Si rifiutava sempre più spesso ai pennelli, crollava sempre
più spesso fuori
dalla mia porta. Finché un giorno venne da me, ridendo
assurdamente, e al mio
sguardo attonito spiegò che aveva carpito il suo mistero,
aveva svelato il
segreto dell'opera eterna, dell'opera ultima, definitiva. E
scappò via, come un
folle, e, forse, solo in quel momento cedette allo stereotipo
dell'artista
pazzo.
Il giorno dopo, mi recai a casa sua, sazia d'attesa e colma di speranza
per il
suo temerario annuncio.
La porta era socchiusa, cosa non troppo strana per il suo spirito
distratto. La
spinsi, ed entrai. Immediatamente, un odore strano, quasi di ruggine,
raggiunse
le mie narici. Cosa diavolo aveva usato?
Notai che sul pavimento aveva
stampato impronte rossastre che mi conducessero da lui. Le seguii
attraverso il
piccolo ingresso, poi nel corridoio. Dappertutto regnava un silenzio
pressoché
innaturale. Che fosse uscito? No, impossibile.
Completamente smarrita, continuai a seguire i segni che lui mi aveva
lasciato,
e mi lasciai condurre in un ampio salone bianco e rosso, in cui le orme
si
fermavano.
Il mio sguardo fu immediatamente catturato da un grande cavalletto che,
al
centro della stanza, metteva in mostra una tela.
Era Lei! Era l'Opera!
Presi a correre, ansiosa, fino a giungere di fronte al quadro.
La mia prima reazione fu uno shock totale.

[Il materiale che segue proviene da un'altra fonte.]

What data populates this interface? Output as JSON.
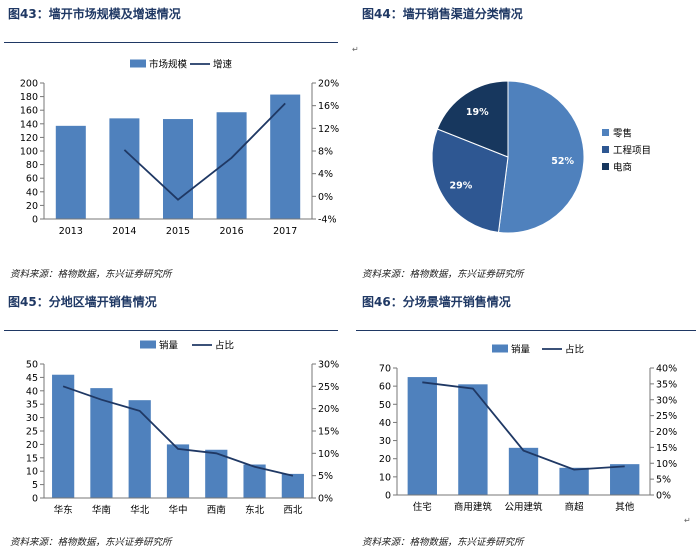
{
  "panels": [
    {
      "title": "图43：墙开市场规模及增速情况",
      "source": "资料来源：格物数据，东兴证券研究所"
    },
    {
      "title": "图44：墙开销售渠道分类情况",
      "source": "资料来源：格物数据，东兴证券研究所"
    },
    {
      "title": "图45：分地区墙开销售情况",
      "source": "资料来源：格物数据，东兴证券研究所"
    },
    {
      "title": "图46：分场景墙开销售情况",
      "source": "资料来源：格物数据，东兴证券研究所"
    }
  ],
  "marks": {
    "return": "↵"
  },
  "chart_data": [
    {
      "type": "bar",
      "categories": [
        "2013",
        "2014",
        "2015",
        "2016",
        "2017"
      ],
      "series": [
        {
          "name": "市场规模",
          "type": "bar",
          "axis": "left",
          "values": [
            137,
            148,
            147,
            157,
            183
          ],
          "color": "#4F81BD"
        },
        {
          "name": "增速",
          "type": "line",
          "axis": "right",
          "values": [
            null,
            8.2,
            -0.6,
            6.8,
            16.4
          ],
          "color": "#1F3864"
        }
      ],
      "ylim": [
        0,
        200
      ],
      "yticks": [
        "0",
        "20",
        "40",
        "60",
        "80",
        "100",
        "120",
        "140",
        "160",
        "180",
        "200"
      ],
      "y2lim": [
        -4,
        20
      ],
      "y2ticks": [
        "-4%",
        "0%",
        "4%",
        "8%",
        "12%",
        "16%",
        "20%"
      ],
      "legend": "top-center",
      "grid": false
    },
    {
      "type": "pie",
      "labels": [
        "零售",
        "工程项目",
        "电商"
      ],
      "values": [
        52,
        29,
        19
      ],
      "data_labels": [
        "52%",
        "29%",
        "19%"
      ],
      "colors": [
        "#4F81BD",
        "#2E5792",
        "#17375E"
      ],
      "legend": "right"
    },
    {
      "type": "bar",
      "categories": [
        "华东",
        "华南",
        "华北",
        "华中",
        "西南",
        "东北",
        "西北"
      ],
      "series": [
        {
          "name": "销量",
          "type": "bar",
          "axis": "left",
          "values": [
            46,
            41,
            36.5,
            20,
            18,
            12.5,
            9
          ],
          "color": "#4F81BD"
        },
        {
          "name": "占比",
          "type": "line",
          "axis": "right",
          "values": [
            25,
            22,
            19.5,
            11,
            10,
            7,
            5
          ],
          "color": "#1F3864"
        }
      ],
      "ylim": [
        0,
        50
      ],
      "yticks": [
        "0",
        "5",
        "10",
        "15",
        "20",
        "25",
        "30",
        "35",
        "40",
        "45",
        "50"
      ],
      "y2lim": [
        0,
        30
      ],
      "y2ticks": [
        "0%",
        "5%",
        "10%",
        "15%",
        "20%",
        "25%",
        "30%"
      ],
      "legend": "top-center",
      "grid": false
    },
    {
      "type": "bar",
      "categories": [
        "住宅",
        "商用建筑",
        "公用建筑",
        "商超",
        "其他"
      ],
      "series": [
        {
          "name": "销量",
          "type": "bar",
          "axis": "left",
          "values": [
            65,
            61,
            26,
            15,
            17
          ],
          "color": "#4F81BD"
        },
        {
          "name": "占比",
          "type": "line",
          "axis": "right",
          "values": [
            35.5,
            33.5,
            14,
            8,
            9
          ],
          "color": "#1F3864"
        }
      ],
      "ylim": [
        0,
        70
      ],
      "yticks": [
        "0",
        "10",
        "20",
        "30",
        "40",
        "50",
        "60",
        "70"
      ],
      "y2lim": [
        0,
        40
      ],
      "y2ticks": [
        "0%",
        "5%",
        "10%",
        "15%",
        "20%",
        "25%",
        "30%",
        "35%",
        "40%"
      ],
      "legend": "top-center",
      "grid": false
    }
  ]
}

Chiusi e riaprii gli occhi, tentai di inghiottire il vuoto, cercando di
osservare con più lucidità.
Degli occhi socchiusi e vitrei mi guardavano inespressivi dalla tela.
Un naso
all'insù aveva perso tutta la sua luminosità.
Delle labbra secche e pallide si
confondevano col bianco malato del viso.
Sapevo ch'era una sua ossessione, la morte. Ma in quel dipinto, fatto
solo di
un rosso che tendeva al marrone, c'era qualcosa che mi infastidiva.
Abbassai lo sguardo. Due mani che reggevano lo specchio in cui era
riflessa
l'immagine della ragazza morta.
Deglutii.
Aveva voluto realizzare l'opera dopo la quale tutte le altre sarebbero
state
vane.
Cosa c'è dopo la morte? Nulla.
Cosa c'è di più clamoroso della morte? Nulla.
Tornai a fissare il quadro.
"E' lo spettatore, non la vita, che l'arte in realtà
rispecchia."
L'aveva presa alla lettera.
Deglutii ancora. Guardai i capelli, gli occhi, le sopracciglia.
Quella ragazza ero io.
E appoggiato esangue al cavalletto, la pelle scorticata in
più punti, giaceva
l'Artista, che con il suo ultimo volere glorificava il mondo. E il suo
sorriso sicuro,
soddisfatto, appagato, sfidava persino colei che tanto a lungo l'avea
sottomesso, ed eroicamente era, beandosi della Tenebra etterna.